Tak, jak poprzednim razem, bardzo szybko doszłam do siebie po porodzie. W pierwszej dobie byłam trochę obolała, ale to był taki ogólny ból mięśni, jak po ogromnym wysiłku fizycznym (którym zresztą był poród przecież :)). Ból krocza porównałabym do tego, który się odczuwa, kiedy się jeździ cały dzień na rowerze po długiej przerwie. Przez parę dni dokuczały mi trochę bóle brzucha i musiałam się ratować Paracetamolem, ale ostrzeżono mnie, że przy drugim porodzie obkurczanie się macicy trwa dłużej i jest bardziej bolesne. Kiedy wyszłam ze szpitala w sobotę, byłam jakaś sztywna i miałam problem z dotrzymaniem kroku Frankowi, ale to była kwestia rozruszania mięśni, bo już dwa dni później pędziłam na obcasach po staremu.
(...)
W tym momencie obudził się Dzidziek - (Ano właśnie, chyba jednak póki co Draguś został przechrzczony, tak Wiking nazywa swojego młodszego braciszka i jakoś tak przejęliśmy tę ksywkę również. Nie wiem, czy Dragon Dzidźkiem będzie już nawet kiedy przestanie być dzidzią, ale na razie tak się utarło i chyba będę tych dwóch określeń używać zamiennie ;)) - albo co innego mi przerwało i zgubiłam wątek.
Kolejny miesiąc naprawdę zleciał mi w tempie ekspresowym. Dzidziek spał już trochę mniej, ale na szczęście wystarczająco długo, żebym zrealizowała kwietniowe postanowienie stopniowego powrotu do formy. To znaczy taki był plan, że to będzie stopniowo, ale jak tylko dostałam zgodę od pani doktor i od położnej, która jest również fizjoterapeutą, nie mogłam się opanować i ruszyłam z kopyta.   Chyba po prostu się okazało, że nie mam aż tak bardzo do czego wracać, bo forma mnie zwyczajnie raczej nie opuściła :) Po pierwszym tygodniu ćwiczeń na rozkręcenie okazało się, że spokojnie mogę robić bardziej wymagające - zarówno jeśli chodzi o ćwiczenia wzmacniające, jak i te na wydolność. I tak sobie ćwiczyłam przez cały kwiecień, chociaż ostatnio, próbowałam się trochę przestawić i zamiast ćwiczyć codziennie krócej, postawiłam na dłuższe sesje treningowe 3-5 razy w tygodniu. Łatwo nie było, bo ja się chyba po prostu uzależniłam od aktywności fizycznej, ale wiem, że tak będzie jednak wygodniej i lepiej dla mojego organizmu. 
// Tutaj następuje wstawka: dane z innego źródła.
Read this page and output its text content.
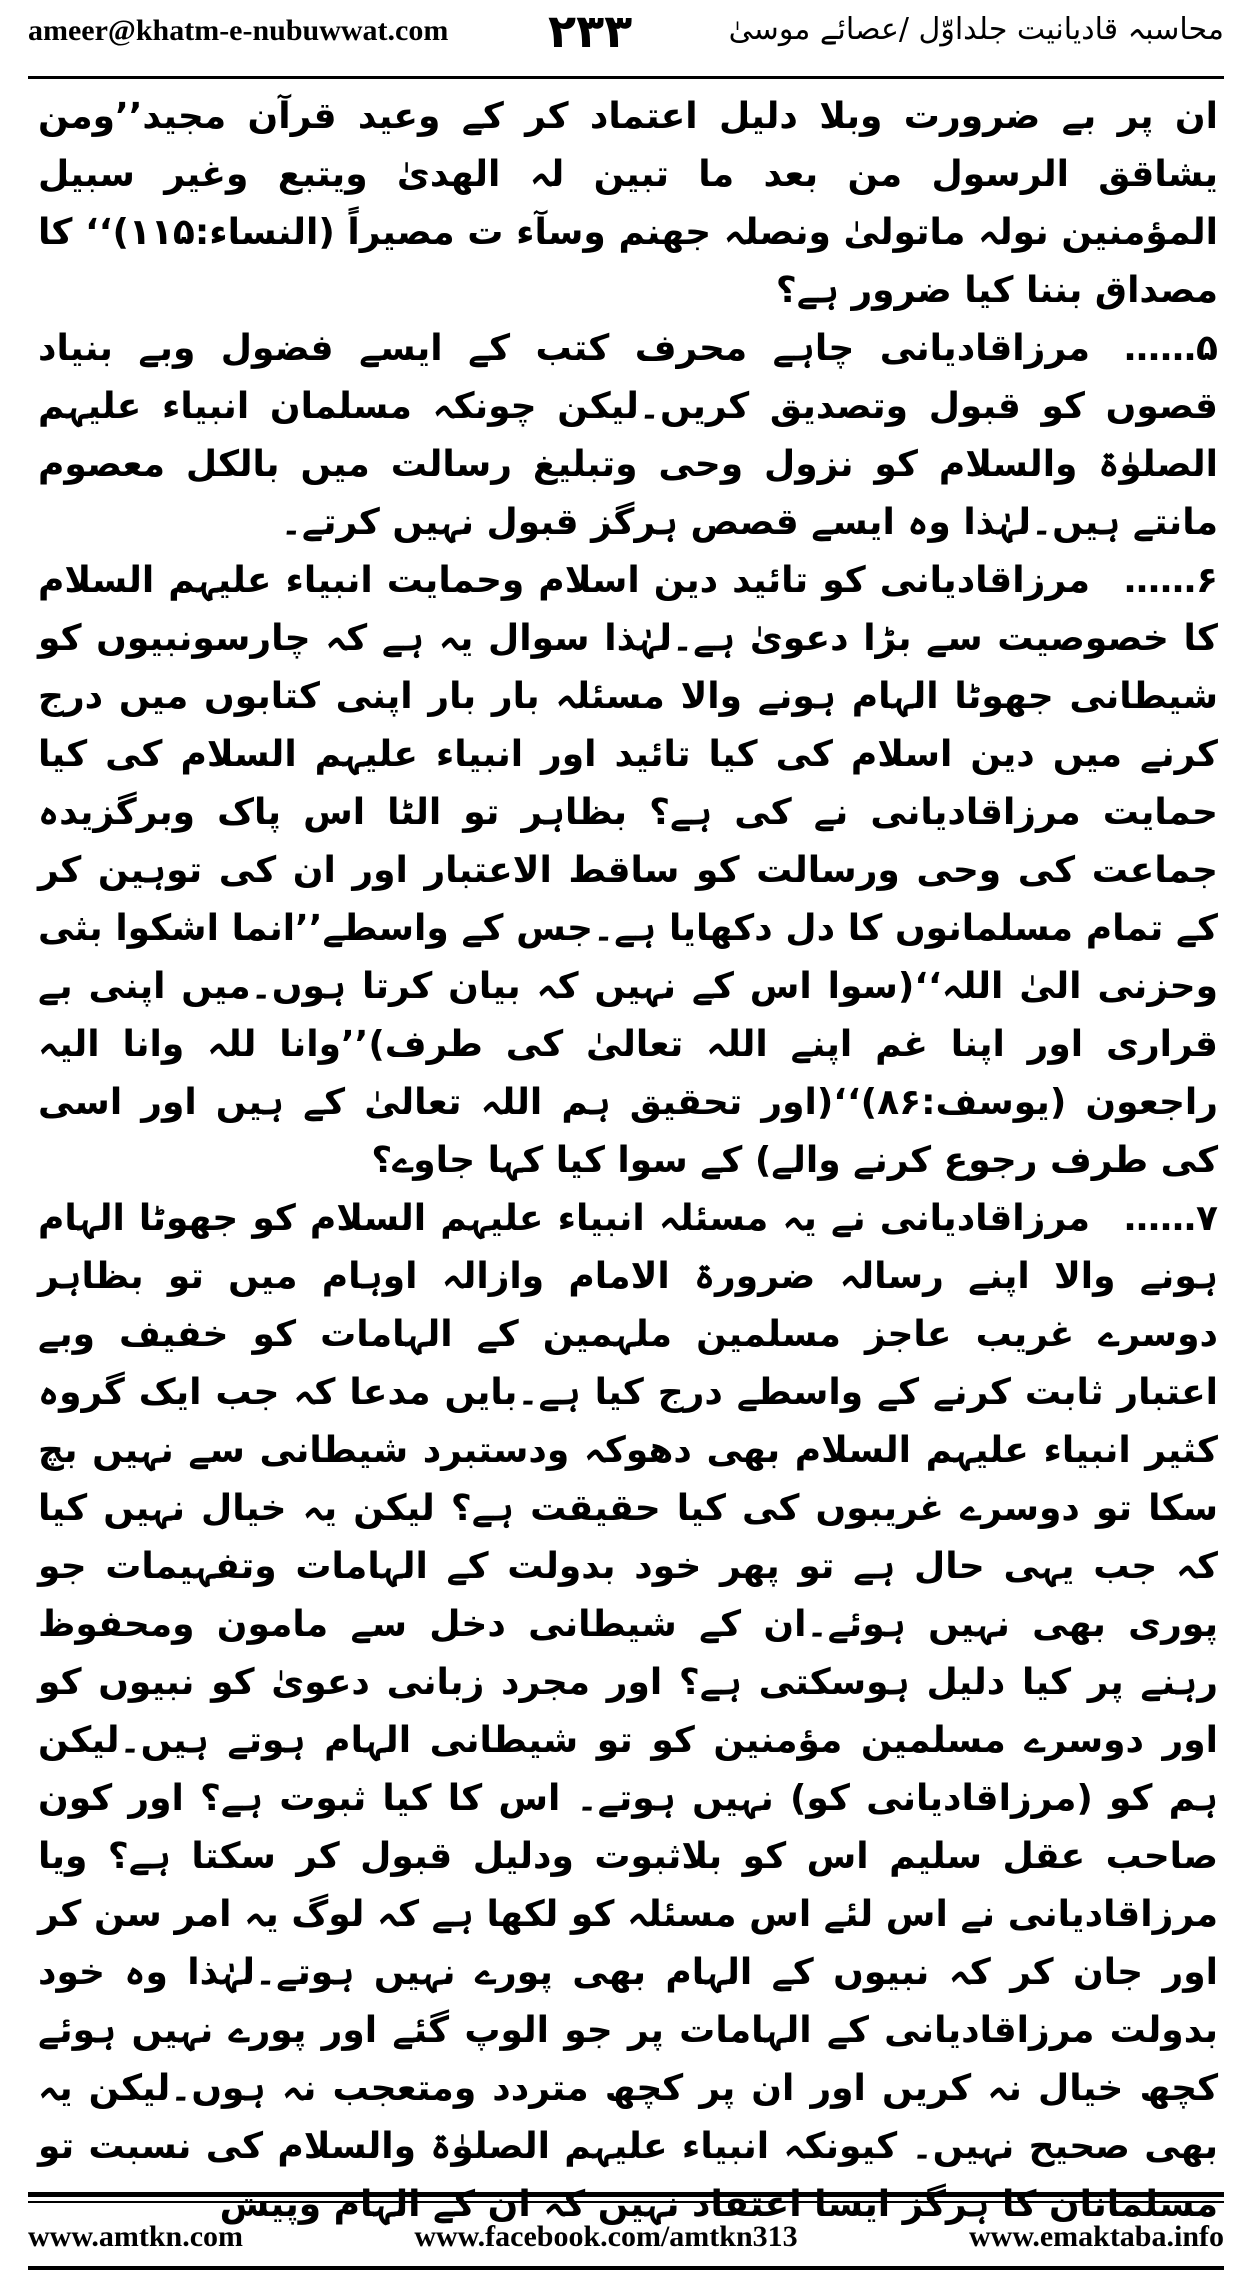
ameer@khatm-e-nubuwwat.com ۲۳۳	محاسبہ قادیانیت جلداوّل /عصائے موسیٰ

ان پر بے ضرورت وبلا دلیل اعتماد کر کے وعید قرآن مجید’’ومن یشاقق الرسول من بعد ما تبین لہ الھدیٰ ویتبع وغیر سبیل المؤمنین نولہ ماتولیٰ ونصلہ جھنم وسآء ت مصیراً (النساء:۱۱۵)‘‘ کا مصداق بننا کیا ضرور ہے؟

۵……مرزاقادیانی چاہے محرف کتب کے ایسے فضول وبے بنیاد قصوں کو قبول وتصدیق کریں۔لیکن چونکہ مسلمان انبیاء علیہم الصلوٰۃ والسلام کو نزول وحی وتبلیغ رسالت میں بالکل معصوم مانتے ہیں۔لہٰذا وہ ایسے قصص ہرگز قبول نہیں کرتے۔

۶……مرزاقادیانی کو تائید دین اسلام وحمایت انبیاء علیہم السلام کا خصوصیت سے بڑا دعویٰ ہے۔لہٰذا سوال یہ ہے کہ چارسونبیوں کو شیطانی جھوٹا الہام ہونے والا مسئلہ بار بار اپنی کتابوں میں درج کرنے میں دین اسلام کی کیا تائید اور انبیاء علیہم السلام کی کیا حمایت مرزاقادیانی نے کی ہے؟ بظاہر تو الٹا اس پاک وبرگزیدہ جماعت کی وحی ورسالت کو ساقط الاعتبار اور ان کی توہین کر کے تمام مسلمانوں کا دل دکھایا ہے۔جس کے واسطے’’انما اشکوا بثی وحزنی الیٰ اللہ‘‘(سوا اس کے نہیں کہ بیان کرتا ہوں۔میں اپنی بے قراری اور اپنا غم اپنے اللہ تعالیٰ کی طرف)’’وانا للہ وانا الیہ راجعون (یوسف:۸۶)‘‘(اور تحقیق ہم اللہ تعالیٰ کے ہیں اور اسی کی طرف رجوع کرنے والے) کے سوا کیا کہا جاوے؟

۷……مرزاقادیانی نے یہ مسئلہ انبیاء علیہم السلام کو جھوٹا الہام ہونے والا اپنے رسالہ ضرورۃ الامام وازالہ اوہام میں تو بظاہر دوسرے غریب عاجز مسلمین ملہمین کے الہامات کو خفیف وبے اعتبار ثابت کرنے کے واسطے درج کیا ہے۔بایں مدعا کہ جب ایک گروہ کثیر انبیاء علیہم السلام بھی دھوکہ ودستبرد شیطانی سے نہیں بچ سکا تو دوسرے غریبوں کی کیا حقیقت ہے؟ لیکن یہ خیال نہیں کیا کہ جب یہی حال ہے تو پھر خود بدولت کے الہامات وتفہیمات جو پوری بھی نہیں ہوئے۔ان کے شیطانی دخل سے مامون ومحفوظ رہنے پر کیا دلیل ہوسکتی ہے؟ اور مجرد زبانی دعویٰ کو نبیوں کو اور دوسرے مسلمین مؤمنین کو تو شیطانی الہام ہوتے ہیں۔لیکن ہم کو (مرزاقادیانی کو) نہیں ہوتے۔ اس کا کیا ثبوت ہے؟ اور کون صاحب عقل سلیم اس کو بلاثبوت ودلیل قبول کر سکتا ہے؟ ویا مرزاقادیانی نے اس لئے اس مسئلہ کو لکھا ہے کہ لوگ یہ امر سن کر اور جان کر کہ نبیوں کے الہام بھی پورے نہیں ہوتے۔لہٰذا وہ خود بدولت مرزاقادیانی کے الہامات پر جو الوپ گئے اور پورے نہیں ہوئے کچھ خیال نہ کریں اور ان پر کچھ متردد ومتعجب نہ ہوں۔لیکن یہ بھی صحیح نہیں۔ کیونکہ انبیاء علیہم الصلوٰۃ والسلام کی نسبت تو مسلمانان کا ہرگز ایسا اعتقاد نہیں کہ ان کے الہام وپیش

www.amtkn.com	www.facebook.com/amtkn313	www.emaktaba.info
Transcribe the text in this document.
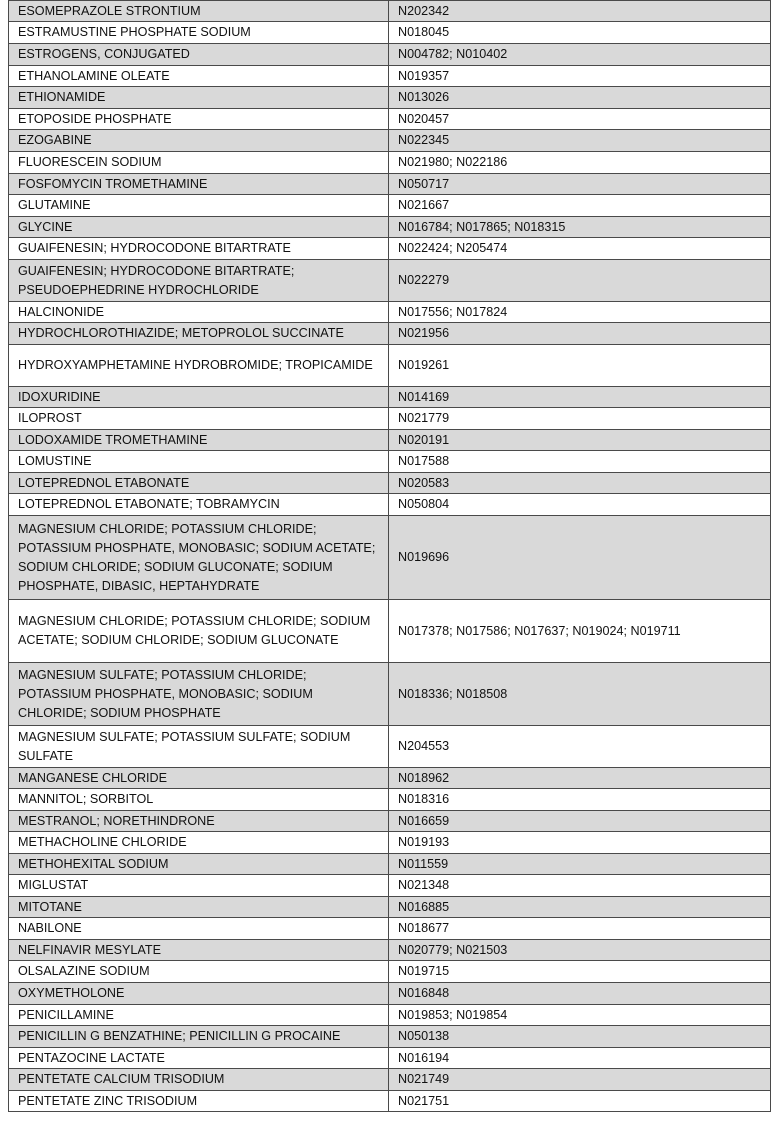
ESOMEPRAZOLE STRONTIUM	N202342
ESTRAMUSTINE PHOSPHATE SODIUM	N018045
ESTROGENS, CONJUGATED	N004782; N010402
ETHANOLAMINE OLEATE	N019357
ETHIONAMIDE	N013026
ETOPOSIDE PHOSPHATE	N020457
EZOGABINE	N022345
FLUORESCEIN SODIUM	N021980; N022186
FOSFOMYCIN TROMETHAMINE	N050717
GLUTAMINE	N021667
GLYCINE	N016784; N017865; N018315
GUAIFENESIN; HYDROCODONE BITARTRATE	N022424; N205474
GUAIFENESIN; HYDROCODONE BITARTRATE; PSEUDOEPHEDRINE HYDROCHLORIDE	N022279
HALCINONIDE	N017556; N017824
HYDROCHLOROTHIAZIDE; METOPROLOL SUCCINATE	N021956
HYDROXYAMPHETAMINE HYDROBROMIDE; TROPICAMIDE	N019261
IDOXURIDINE	N014169
ILOPROST	N021779
LODOXAMIDE TROMETHAMINE	N020191
LOMUSTINE	N017588
LOTEPREDNOL ETABONATE	N020583
LOTEPREDNOL ETABONATE; TOBRAMYCIN	N050804
MAGNESIUM CHLORIDE; POTASSIUM CHLORIDE; POTASSIUM PHOSPHATE, MONOBASIC; SODIUM ACETATE; SODIUM CHLORIDE; SODIUM GLUCONATE; SODIUM PHOSPHATE, DIBASIC, HEPTAHYDRATE	N019696
MAGNESIUM CHLORIDE; POTASSIUM CHLORIDE; SODIUM ACETATE; SODIUM CHLORIDE; SODIUM GLUCONATE	N017378; N017586; N017637; N019024; N019711
MAGNESIUM SULFATE; POTASSIUM CHLORIDE; POTASSIUM PHOSPHATE, MONOBASIC; SODIUM CHLORIDE; SODIUM PHOSPHATE	N018336; N018508
MAGNESIUM SULFATE; POTASSIUM SULFATE; SODIUM SULFATE	N204553
MANGANESE CHLORIDE	N018962
MANNITOL; SORBITOL	N018316
MESTRANOL; NORETHINDRONE	N016659
METHACHOLINE CHLORIDE	N019193
METHOHEXITAL SODIUM	N011559
MIGLUSTAT	N021348
MITOTANE	N016885
NABILONE	N018677
NELFINAVIR MESYLATE	N020779; N021503
OLSALAZINE SODIUM	N019715
OXYMETHOLONE	N016848
PENICILLAMINE	N019853; N019854
PENICILLIN G BENZATHINE; PENICILLIN G PROCAINE	N050138
PENTAZOCINE LACTATE	N016194
PENTETATE CALCIUM TRISODIUM	N021749
PENTETATE ZINC TRISODIUM	N021751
Dragon jest zupełnie inny niż Wiking kiedy był w jego wieku. Ale oczywiście my jako rodzice też jesteśmy już inni niż wtedy, bo mamy większe doświadczenie i chyba również nieco inne podejście. Czasami miewam trudne chwile - na przykład jak jestem sama w domu i próbuję jednocześnie wyprawić Wikusia do przedszkola i nakarmić Dragusia, albo kiedy obaj włączają syreny jednocześnie. O, na przykład taka scenka - wychodzimy na spacer i na rowerek, ale Wiking się buntuje i nie chce się sprawnie ubierać. Dzidziek, który jest już coraz bardziej śpiący niecierpliwi się i zaczyna płakać. Negocjacje z Wikingiem trochę trwają i są utrudnione z Dzidźkiem na rękach, ale w końcu się udaje. Tyle, że Dzidziek tak bardzo zmęczył się tym płaczem, że aż nie może zasnąć z tego zmęczenia. Jedziemy windą, a Dzidziek płacze. Wychodzimy na zewnątrz, a on nadal płaczę. Mówię więc Wikusiowi "stop"i wyciągam Dragona z wózka. Starszy cierpliwie czeka, młodszy się uspokaja Do czasu, aż nie odkładam go z powrotem do wózka. Zaczyna płakać. Znowu "stop" do Wikinga. Cykl się powtarza jeszcze kilka razy, w końcu mówię Wikingowi, że musimy wrócić, bo Dragon jest za bardzo zdenerwowany i musi się uspokoić. Dragon płacze i Wiking też płacze bo on chce "na lowelek". Ale wracamy. Ostatecznie Wiking wykazuje się dużym zrozumieniem. Dragon okazuje się po prostu spragniony i po paru łykach mleka z piersi się uspokaja. Uff, sytuacja została opanowana. Ale całość trwała dobre 30 minut, a ja się spociłam.
No. Ale tak ogólnie to raczej sobie radzę ;)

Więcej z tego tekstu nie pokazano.